In refusing to recuse himself, Whitaker rejected the advice of a Justice Department ethics official. This puts him in position to have oversight of the special counsel‘s investigation, which he had previously criticized.
Deputy Attorney General Rod Rosenstein’s office, however, is still involved with the management of the special counsel’s investigation on a day-to-day basis.
Nadler also said that he wants to know if Trump has reacted to the guilty plea of Michael Cohen, his former lawyer, to him. Trump reportedly “lashed out” at Whitaker after the guilty plea, Nadler noted, and he wants to know if Whitaker has “taken any action” as a result.
Whitaker will also be asked if Trump expressed “concern, anger, or similar frustration” at the Southern District of New York, which prosecuted Cohen for a series of financial crimes connected to the president.
“I intend to ask you about these conversations with the White House because I believe that the independence of the Department has been placed at risk,” wrote Nadler, calling Whitaker’s testimony “vital” to the committee’s oversight of both Mueller‘s investigation and the Justice Department.

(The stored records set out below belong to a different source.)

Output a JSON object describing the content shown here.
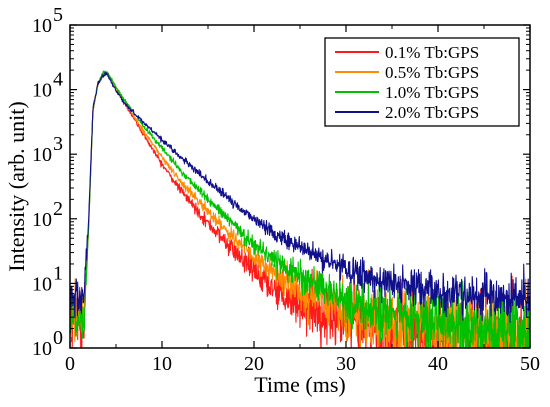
{
  "chart_data": {
    "type": "line",
    "xlabel": "Time (ms)",
    "ylabel": "Intensity (arb. unit)",
    "xlim": [
      0,
      50
    ],
    "ylim": [
      1,
      100000
    ],
    "yscale": "log",
    "grid": false,
    "legend_position": "top-right",
    "x_ticks": [
      0,
      10,
      20,
      30,
      40,
      50
    ],
    "x_tick_labels": [
      "0",
      "10",
      "20",
      "30",
      "40",
      "50"
    ],
    "y_ticks": [
      1,
      10,
      100,
      1000,
      10000,
      100000
    ],
    "y_tick_labels": [
      {
        "base": "10",
        "exp": "0"
      },
      {
        "base": "10",
        "exp": "1"
      },
      {
        "base": "10",
        "exp": "2"
      },
      {
        "base": "10",
        "exp": "3"
      },
      {
        "base": "10",
        "exp": "4"
      },
      {
        "base": "10",
        "exp": "5"
      }
    ],
    "x": [
      0,
      1.5,
      2.0,
      2.5,
      3.0,
      3.5,
      4.0,
      5,
      6,
      8,
      10,
      12,
      15,
      18,
      20,
      22,
      25,
      28,
      30,
      32,
      35,
      38,
      40,
      42,
      45,
      48,
      50
    ],
    "series": [
      {
        "name": "0.1% Tb:GPS",
        "color": "#ff1a1a",
        "values": [
          3,
          3,
          60,
          5000,
          12000,
          17000,
          18500,
          10500,
          6000,
          2000,
          700,
          280,
          85,
          30,
          15,
          9,
          5,
          3.2,
          2.5,
          2,
          1.6,
          1.3,
          1.2,
          1.1,
          1.05,
          1.02,
          1.0
        ]
      },
      {
        "name": "0.5% Tb:GPS",
        "color": "#ff8c00",
        "values": [
          3,
          3,
          60,
          5000,
          12000,
          17000,
          18500,
          10500,
          6200,
          2300,
          900,
          380,
          130,
          48,
          25,
          15,
          8,
          5,
          4,
          3.2,
          2.4,
          2,
          1.8,
          1.6,
          1.5,
          1.4,
          1.3
        ]
      },
      {
        "name": "1.0% Tb:GPS",
        "color": "#00c000",
        "values": [
          3,
          3,
          60,
          5000,
          12000,
          17000,
          19000,
          11000,
          6600,
          2700,
          1250,
          560,
          200,
          75,
          40,
          25,
          13,
          7.5,
          5.5,
          4.2,
          3.2,
          2.6,
          2.3,
          2.1,
          1.9,
          1.8,
          1.7
        ]
      },
      {
        "name": "2.0% Tb:GPS",
        "color": "#10108c",
        "values": [
          6,
          6,
          80,
          5000,
          11500,
          16000,
          17500,
          9500,
          6000,
          3100,
          1700,
          900,
          380,
          165,
          100,
          62,
          36,
          22,
          17,
          13,
          10,
          8,
          7.2,
          6.5,
          6,
          5.6,
          5.4
        ]
      }
    ]
  }
}
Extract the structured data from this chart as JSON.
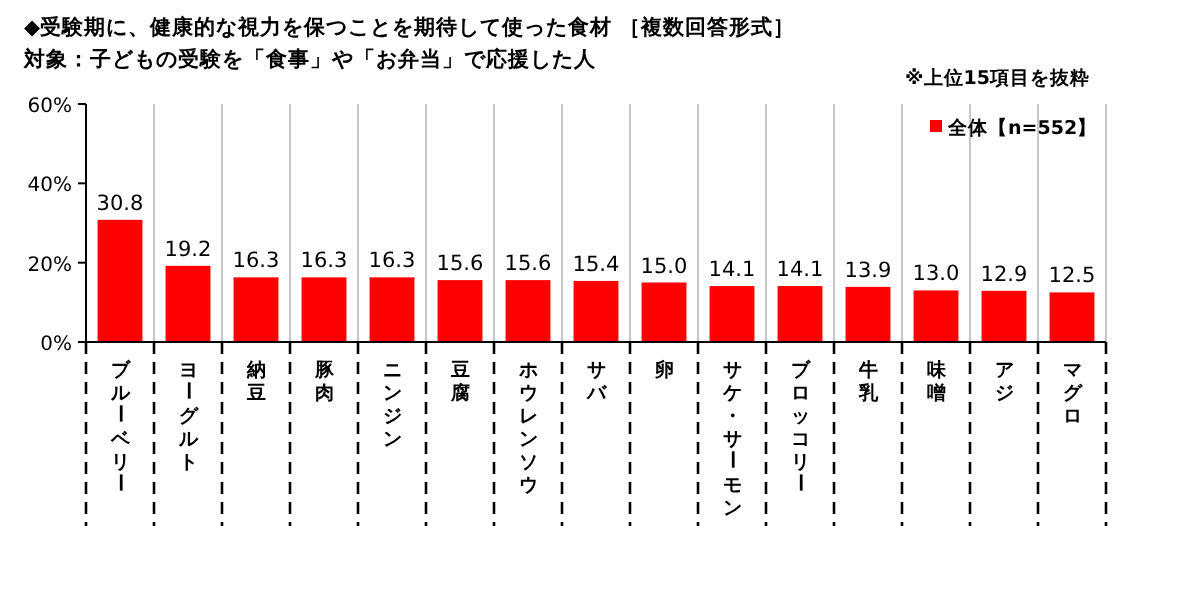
{
  "chart_data": {
    "type": "bar",
    "title": "◆受験期に、健康的な視力を保つことを期待して使った食材 ［複数回答形式］",
    "subtitle": "対象：子どもの受験を「食事」や「お弁当」で応援した人",
    "annotations": [
      "※上位15項目を抜粋"
    ],
    "categories": [
      "ブルーベリー",
      "ヨーグルト",
      "納豆",
      "豚肉",
      "ニンジン",
      "豆腐",
      "ホウレンソウ",
      "サバ",
      "卵",
      "サケ・サーモン",
      "ブロッコリー",
      "牛乳",
      "味噌",
      "アジ",
      "マグロ"
    ],
    "series": [
      {
        "name": "全体【n=552】",
        "color": "#ff0000",
        "values": [
          30.8,
          19.2,
          16.3,
          16.3,
          16.3,
          15.6,
          15.6,
          15.4,
          15.0,
          14.1,
          14.1,
          13.9,
          13.0,
          12.9,
          12.5
        ],
        "value_labels": [
          "30.8",
          "19.2",
          "16.3",
          "16.3",
          "16.3",
          "15.6",
          "15.6",
          "15.4",
          "15.0",
          "14.1",
          "14.1",
          "13.9",
          "13.0",
          "12.9",
          "12.5"
        ]
      }
    ],
    "ylim": [
      0,
      60
    ],
    "yticks": [
      {
        "value": 0,
        "label": "0%"
      },
      {
        "value": 20,
        "label": "20%"
      },
      {
        "value": 40,
        "label": "40%"
      },
      {
        "value": 60,
        "label": "60%"
      }
    ],
    "grid": "x",
    "legend": "top right"
  }
}
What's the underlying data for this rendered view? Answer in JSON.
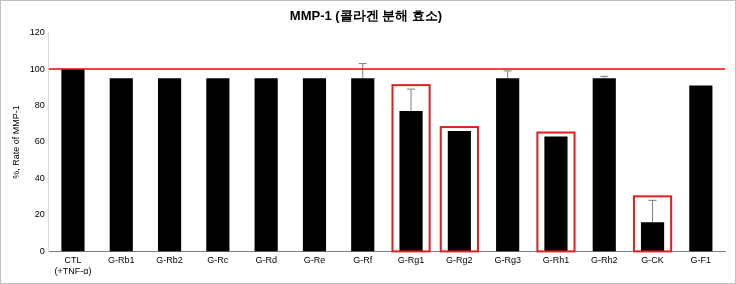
{
  "chart_data": {
    "type": "bar",
    "title": "MMP-1 (콜라겐 분해 효소)",
    "y_label": "%, Rate of MMP-1",
    "categories": [
      "CTL (+TNF-α)",
      "G-Rb1",
      "G-Rb2",
      "G-Rc",
      "G-Rd",
      "G-Re",
      "G-Rf",
      "G-Rg1",
      "G-Rg2",
      "G-Rg3",
      "G-Rh1",
      "G-Rh2",
      "G-CK",
      "G-F1"
    ],
    "values": [
      100,
      95,
      95,
      95,
      95,
      95,
      95,
      77,
      66,
      95,
      63,
      95,
      16,
      91
    ],
    "errors": [
      0,
      0,
      0,
      0,
      0,
      0,
      8,
      12,
      0,
      4,
      0,
      1,
      12,
      0
    ],
    "color": "#000000",
    "reference_line": 100,
    "highlighted": [
      "G-Rg1",
      "G-Rg2",
      "G-Rh1",
      "G-CK"
    ],
    "ylim": [
      0,
      120
    ],
    "yticks": [
      0,
      20,
      40,
      60,
      80,
      100,
      120
    ],
    "grid": false
  }
}
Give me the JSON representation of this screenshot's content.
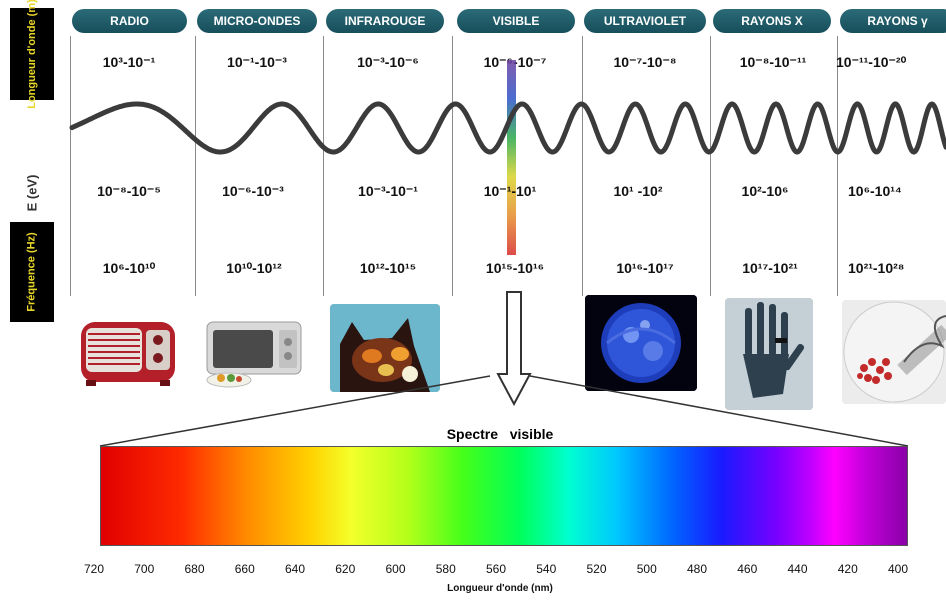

Whitaker will serve in his current position until a permanent Attorney General is confirmed. William Barr was nominated by Trump in December and it is expected that he will confirmed by the Senate within a few weeks. No vote to confirm Barr has yet to be scheduled on the floor of the Senate, leaving Whitaker in charge for now.
There is no question that Donald Trump appointed Matthew Whitaker to his current position because he thought Whitaker would take orders and work for him instead of for the American people. If this has happened, it is fairly certain that Jerry Nadler will get to the bottom of it and bring to public light whatever dark secrets Matthew Whitaker has.